Particulate Backscattering Ratio as an Indicator of Changing Particle Composition in Coastal Waters: Observations From Great Barrier Reef Waters

Particle scattering is an important process that determines both the light penetration through the water column and water-leaving light. Backscattering, in combination with absorption, determines the remote-sensing reflectance that is used in ocean color algorithms. Additionally, the wavelength dependence of the backscattering ratio can be related to the particle composition in seawater. Here, we examine the magnitude and the spectral behavior of the backscattering ratio against other bio-optical properties based on a comprehensive set of continuous measurements collected in coastal waters of the Great Barrier Reef over 3 years. The site is located offshore of a major river, and close to the cross-shelf transition of bottom sediments from terrigenous muds to marine carbonates. The backscattering ratio measured at 650 nm clearly clustered the data into two types.
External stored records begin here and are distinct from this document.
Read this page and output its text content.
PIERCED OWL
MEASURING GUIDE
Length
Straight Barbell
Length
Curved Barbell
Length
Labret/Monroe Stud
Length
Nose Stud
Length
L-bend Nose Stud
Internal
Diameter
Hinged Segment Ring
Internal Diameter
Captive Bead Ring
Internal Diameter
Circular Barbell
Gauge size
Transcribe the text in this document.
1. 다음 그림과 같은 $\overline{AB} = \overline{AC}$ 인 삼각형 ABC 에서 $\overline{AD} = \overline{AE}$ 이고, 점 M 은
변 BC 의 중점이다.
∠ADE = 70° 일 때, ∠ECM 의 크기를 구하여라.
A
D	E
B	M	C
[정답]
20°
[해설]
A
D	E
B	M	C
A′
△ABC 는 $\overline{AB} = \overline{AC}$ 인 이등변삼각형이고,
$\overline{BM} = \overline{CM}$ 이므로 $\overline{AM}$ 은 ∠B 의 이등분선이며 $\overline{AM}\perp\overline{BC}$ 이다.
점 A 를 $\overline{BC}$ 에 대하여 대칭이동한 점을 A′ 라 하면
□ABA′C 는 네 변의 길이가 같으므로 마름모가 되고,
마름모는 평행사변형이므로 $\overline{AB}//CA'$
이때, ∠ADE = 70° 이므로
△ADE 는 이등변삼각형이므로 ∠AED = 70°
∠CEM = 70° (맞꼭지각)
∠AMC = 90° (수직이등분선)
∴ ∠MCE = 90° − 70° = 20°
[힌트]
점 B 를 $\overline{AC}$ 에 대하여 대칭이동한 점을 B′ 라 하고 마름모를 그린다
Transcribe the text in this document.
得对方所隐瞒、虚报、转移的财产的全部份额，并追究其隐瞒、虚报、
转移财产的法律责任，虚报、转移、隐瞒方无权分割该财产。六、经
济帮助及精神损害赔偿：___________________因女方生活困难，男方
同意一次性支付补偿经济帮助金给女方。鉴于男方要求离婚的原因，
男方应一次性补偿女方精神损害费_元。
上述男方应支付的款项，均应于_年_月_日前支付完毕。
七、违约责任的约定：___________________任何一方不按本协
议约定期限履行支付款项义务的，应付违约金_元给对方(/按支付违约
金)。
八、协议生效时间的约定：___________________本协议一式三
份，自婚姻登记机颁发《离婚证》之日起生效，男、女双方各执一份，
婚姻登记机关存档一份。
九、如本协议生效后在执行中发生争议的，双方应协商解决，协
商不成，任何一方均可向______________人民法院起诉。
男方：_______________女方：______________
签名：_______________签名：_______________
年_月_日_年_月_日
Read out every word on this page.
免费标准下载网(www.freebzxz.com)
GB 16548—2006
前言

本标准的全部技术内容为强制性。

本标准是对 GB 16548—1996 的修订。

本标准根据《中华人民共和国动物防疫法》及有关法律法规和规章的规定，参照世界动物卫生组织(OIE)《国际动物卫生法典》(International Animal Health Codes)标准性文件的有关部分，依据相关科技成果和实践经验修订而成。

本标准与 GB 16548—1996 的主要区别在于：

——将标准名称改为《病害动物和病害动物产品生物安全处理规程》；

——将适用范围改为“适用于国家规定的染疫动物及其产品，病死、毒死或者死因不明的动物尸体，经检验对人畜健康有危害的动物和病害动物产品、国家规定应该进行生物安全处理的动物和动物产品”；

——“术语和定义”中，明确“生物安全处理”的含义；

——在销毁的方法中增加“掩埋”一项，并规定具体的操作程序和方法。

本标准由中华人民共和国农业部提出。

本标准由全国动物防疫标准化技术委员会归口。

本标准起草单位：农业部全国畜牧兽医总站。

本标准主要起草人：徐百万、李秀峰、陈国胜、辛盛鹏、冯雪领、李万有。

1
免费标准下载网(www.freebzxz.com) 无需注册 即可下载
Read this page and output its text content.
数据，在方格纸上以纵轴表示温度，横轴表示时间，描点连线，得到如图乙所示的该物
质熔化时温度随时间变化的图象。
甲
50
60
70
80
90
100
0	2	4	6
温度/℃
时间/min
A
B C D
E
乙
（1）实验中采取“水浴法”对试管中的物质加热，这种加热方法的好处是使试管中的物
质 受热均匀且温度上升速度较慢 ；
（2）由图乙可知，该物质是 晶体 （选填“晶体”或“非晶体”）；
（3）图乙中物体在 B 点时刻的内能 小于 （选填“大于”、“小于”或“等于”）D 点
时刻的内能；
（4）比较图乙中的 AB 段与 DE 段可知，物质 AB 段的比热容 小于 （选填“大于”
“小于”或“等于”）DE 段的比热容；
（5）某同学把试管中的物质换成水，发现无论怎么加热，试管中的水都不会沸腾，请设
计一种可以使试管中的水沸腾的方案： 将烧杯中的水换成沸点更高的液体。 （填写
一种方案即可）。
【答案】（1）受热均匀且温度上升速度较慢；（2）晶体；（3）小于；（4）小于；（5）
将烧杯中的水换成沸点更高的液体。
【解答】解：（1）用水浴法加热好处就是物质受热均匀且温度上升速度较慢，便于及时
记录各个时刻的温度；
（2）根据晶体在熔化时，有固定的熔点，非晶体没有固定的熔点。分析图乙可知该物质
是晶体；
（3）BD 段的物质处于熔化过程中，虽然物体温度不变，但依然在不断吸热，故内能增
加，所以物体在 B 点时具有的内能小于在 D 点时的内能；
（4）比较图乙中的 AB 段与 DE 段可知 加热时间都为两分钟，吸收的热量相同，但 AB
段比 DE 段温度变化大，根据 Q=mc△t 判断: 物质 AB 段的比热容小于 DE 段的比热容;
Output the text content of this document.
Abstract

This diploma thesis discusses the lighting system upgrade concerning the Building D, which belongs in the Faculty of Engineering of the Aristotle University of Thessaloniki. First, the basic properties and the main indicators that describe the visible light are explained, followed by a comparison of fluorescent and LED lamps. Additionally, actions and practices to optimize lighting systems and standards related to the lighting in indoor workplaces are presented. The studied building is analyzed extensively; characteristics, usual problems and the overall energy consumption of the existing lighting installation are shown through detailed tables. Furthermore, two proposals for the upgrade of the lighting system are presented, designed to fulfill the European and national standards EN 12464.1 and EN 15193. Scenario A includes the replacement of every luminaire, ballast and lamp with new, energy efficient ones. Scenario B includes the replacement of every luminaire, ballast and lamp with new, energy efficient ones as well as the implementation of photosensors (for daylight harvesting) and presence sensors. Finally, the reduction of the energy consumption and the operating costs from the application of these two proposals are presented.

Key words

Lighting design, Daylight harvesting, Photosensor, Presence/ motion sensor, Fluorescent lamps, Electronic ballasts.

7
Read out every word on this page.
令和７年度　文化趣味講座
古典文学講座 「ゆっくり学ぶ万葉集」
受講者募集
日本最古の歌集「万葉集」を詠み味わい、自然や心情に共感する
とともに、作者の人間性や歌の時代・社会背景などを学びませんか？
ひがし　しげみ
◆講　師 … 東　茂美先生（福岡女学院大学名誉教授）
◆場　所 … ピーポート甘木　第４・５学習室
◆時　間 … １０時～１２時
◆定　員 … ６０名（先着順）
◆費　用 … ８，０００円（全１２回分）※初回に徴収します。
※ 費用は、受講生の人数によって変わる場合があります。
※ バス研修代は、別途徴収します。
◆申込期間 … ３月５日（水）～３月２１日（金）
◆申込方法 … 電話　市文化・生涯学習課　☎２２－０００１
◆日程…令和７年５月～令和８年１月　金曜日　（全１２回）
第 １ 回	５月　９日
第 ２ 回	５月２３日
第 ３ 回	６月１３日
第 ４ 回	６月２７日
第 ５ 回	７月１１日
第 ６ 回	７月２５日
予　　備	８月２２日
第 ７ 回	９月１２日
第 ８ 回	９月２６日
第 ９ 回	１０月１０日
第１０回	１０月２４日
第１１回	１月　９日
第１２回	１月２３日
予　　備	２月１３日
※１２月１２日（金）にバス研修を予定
Type 1, which we identified as terrigenous mud with a low organic fraction, is characterized by backscattering ratio below 0.011 with a mean value of 0.005. Type 2, which we identified as marine carbonate with a higher organic fraction, has backscattering ratio above 0.011 with a mean value of 0.02. Within 3 years, study site was exposed to type 1-dominated particles 13% of the time, and type 2 87%. The observed changes in the backscattering ratio at this one coastal site are as large as the variability seen throughout the global ocean. This work provides a better understanding of processes determining the optical characteristics and insights into optical parameterizations that can be used in process-based optical modeling of the Great Barrier Reef.